Trois députés nationalistes corses sur quatre aux législatives ? La polyphonie insulaire l’a emporté sur le « petit baratin partisan » (Winston Churchill) distillé depuis des lustres par les orchestres parisiens. Et il s’en fallut d’un rien, 13 voix au premier tour dans une circonscription de Corse du sud, pour un carton plein, quatre sur quatre. Dégager d’un revers de main pareille sanction des urnes, la confondre avec le « dégagisme » du continent? Mieux vaut saisir le sens de ce qui se joue.
Macromania continentale? Nulle en corse. Pas un élu de La République en Marche. L’abstention ? population est venue donner sa légitimité à ses trois hérauts : 49,3%, 54,5% et 55% de participation. Une seule circonscription y échappe : celle où les nationalistes n’étaient pas. Et quelle légitimité ! Jean-Félix Acquaviva, 63%, dont 69,7% à Corte, 75% à Calvi. Michel Castellani ? 60,81 %, dont 63,8% à Bastia. Paul-André Colombani ? 55%, éliminant les Rocca Serra qui régnaient depuis 1928. Que reste-t-il des 48,5% du vote Marine Le Pen aux présidentielles ? 4%. France insoumise ? Exit tout autant. Les Corses ont pris le chemin des listes Pè a Corsica, (Pour la Corse), relais du conseil exécutif de Corse
Bastia en 2014, collectivité territoriale en 2015, élections professionnelles, de parents d’élèves, assemblée de jeunes: les nationalistes emportent toutes les élections.

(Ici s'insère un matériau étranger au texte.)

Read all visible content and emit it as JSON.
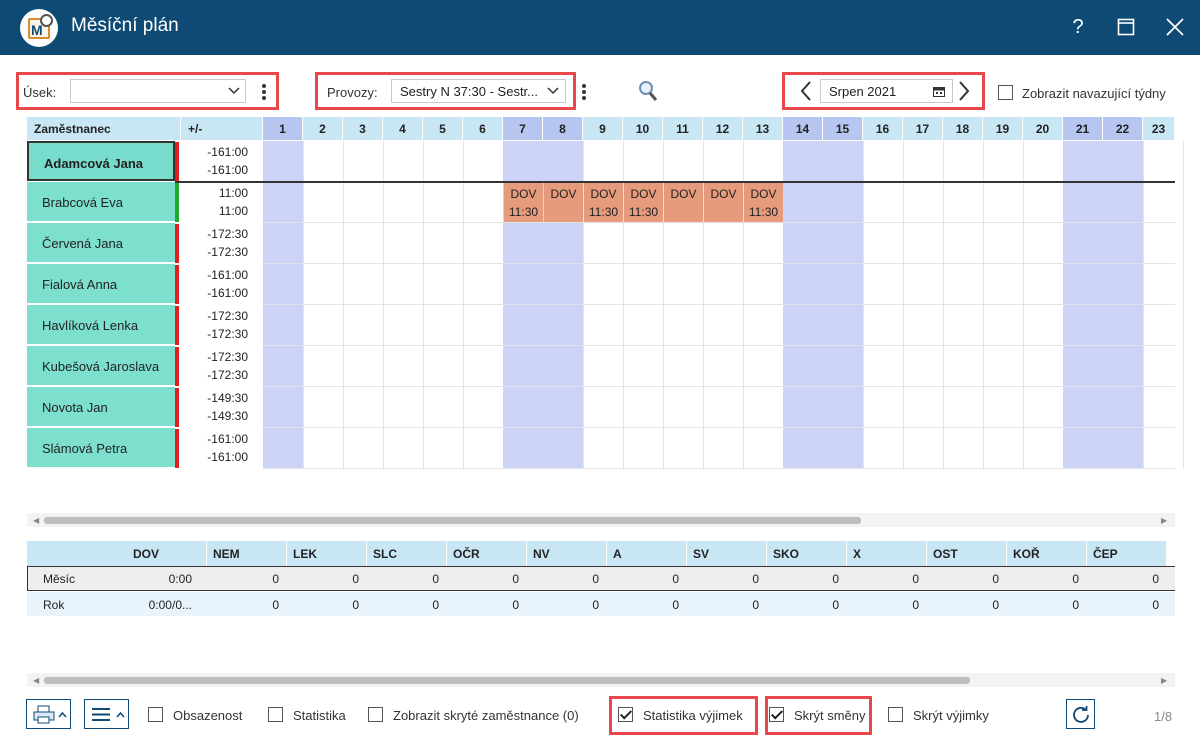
{
  "window": {
    "title": "Měsíční plán",
    "help": "?",
    "maximize": "☐",
    "close": "✕"
  },
  "filters": {
    "usek_label": "Úsek:",
    "usek_value": "",
    "provozy_label": "Provozy:",
    "provozy_value": "Sestry N 37:30 - Sestr...",
    "month_value": "Srpen 2021",
    "show_following_weeks": "Zobrazit navazující týdny"
  },
  "plan": {
    "col_employee": "Zaměstnanec",
    "col_balance": "+/-",
    "days": [
      "1",
      "2",
      "3",
      "4",
      "5",
      "6",
      "7",
      "8",
      "9",
      "10",
      "11",
      "12",
      "13",
      "14",
      "15",
      "16",
      "17",
      "18",
      "19",
      "20",
      "21",
      "22",
      "23"
    ],
    "weekend_days": [
      1,
      7,
      8,
      14,
      15,
      21,
      22
    ],
    "employees": [
      {
        "name": "Adamcová Jana",
        "bal1": "-161:00",
        "bal2": "-161:00",
        "status": "red",
        "selected": true
      },
      {
        "name": "Brabcová Eva",
        "bal1": "11:00",
        "bal2": "11:00",
        "status": "green",
        "selected": false
      },
      {
        "name": "Červená Jana",
        "bal1": "-172:30",
        "bal2": "-172:30",
        "status": "red",
        "selected": false
      },
      {
        "name": "Fialová Anna",
        "bal1": "-161:00",
        "bal2": "-161:00",
        "status": "red",
        "selected": false
      },
      {
        "name": "Havlíková Lenka",
        "bal1": "-172:30",
        "bal2": "-172:30",
        "status": "red",
        "selected": false
      },
      {
        "name": "Kubešová Jaroslava",
        "bal1": "-172:30",
        "bal2": "-172:30",
        "status": "red",
        "selected": false
      },
      {
        "name": "Novota Jan",
        "bal1": "-149:30",
        "bal2": "-149:30",
        "status": "red",
        "selected": false
      },
      {
        "name": "Slámová Petra",
        "bal1": "-161:00",
        "bal2": "-161:00",
        "status": "red",
        "selected": false
      }
    ],
    "shifts": [
      {
        "day": 7,
        "code": "DOV",
        "time": "11:30"
      },
      {
        "day": 8,
        "code": "DOV",
        "time": ""
      },
      {
        "day": 9,
        "code": "DOV",
        "time": "11:30"
      },
      {
        "day": 10,
        "code": "DOV",
        "time": "11:30"
      },
      {
        "day": 11,
        "code": "DOV",
        "time": ""
      },
      {
        "day": 12,
        "code": "DOV",
        "time": ""
      },
      {
        "day": 13,
        "code": "DOV",
        "time": "11:30"
      }
    ]
  },
  "stats": {
    "columns": [
      "DOV",
      "NEM",
      "LEK",
      "SLC",
      "OČR",
      "NV",
      "A",
      "SV",
      "SKO",
      "X",
      "OST",
      "KOŘ",
      "ČEP"
    ],
    "rows": [
      {
        "label": "Měsíc",
        "values": [
          "0:00",
          "0",
          "0",
          "0",
          "0",
          "0",
          "0",
          "0",
          "0",
          "0",
          "0",
          "0",
          "0"
        ]
      },
      {
        "label": "Rok",
        "values": [
          "0:00/0...",
          "0",
          "0",
          "0",
          "0",
          "0",
          "0",
          "0",
          "0",
          "0",
          "0",
          "0",
          "0"
        ]
      }
    ]
  },
  "bottom": {
    "obsazenost": "Obsazenost",
    "statistika": "Statistika",
    "skryte": "Zobrazit skryté zaměstnance (0)",
    "statistika_vyjimek": "Statistika výjimek",
    "skryt_smeny": "Skrýt směny",
    "skryt_vyjimky": "Skrýt výjimky",
    "page": "1/8"
  }
}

En jeu ? La nation corse. Son Esprit existe : les urnes l’ont rencontrée. Non pas une « région » et ses « régionalistes », mais une « nation » à l’histoire millénaire, avec mœurs, valeurs et langue, qui a donné au monde, en 1755, la première constitution démocratique. Qui refuse d’être réduite à une carte touristique ou à un terrain de jeux pour groupes criminels. La vote nationaliste ? Un vote « pour ». Pour les indépendantistes et les autonomistes qui ont rassuré par leur union et leur gestion. Mémoire, intérêt collectif et projet d’avenir, les citoyens applaudissent lutte contre la fracture territoriale, plans d’urbanisme, respect des territoires, développement équilibré, économie numérique, une fiscalité adaptée. Ils veulent cette « paix des braves » (de Gaulle) avec l’amnistie des prisonniers politiques, pour, par le pardon, prohiber la haine. Et un statut de résident pour favoriser l’arrivée de jeunes talents au lieu de transformer la plus belle île de Méditerranée en village de vacances.
Plus l’île se prend en main, plus elle est puissante. Et, la France aussi. Mais saura-t-elle écouter les paroles de la polyphonie corse ?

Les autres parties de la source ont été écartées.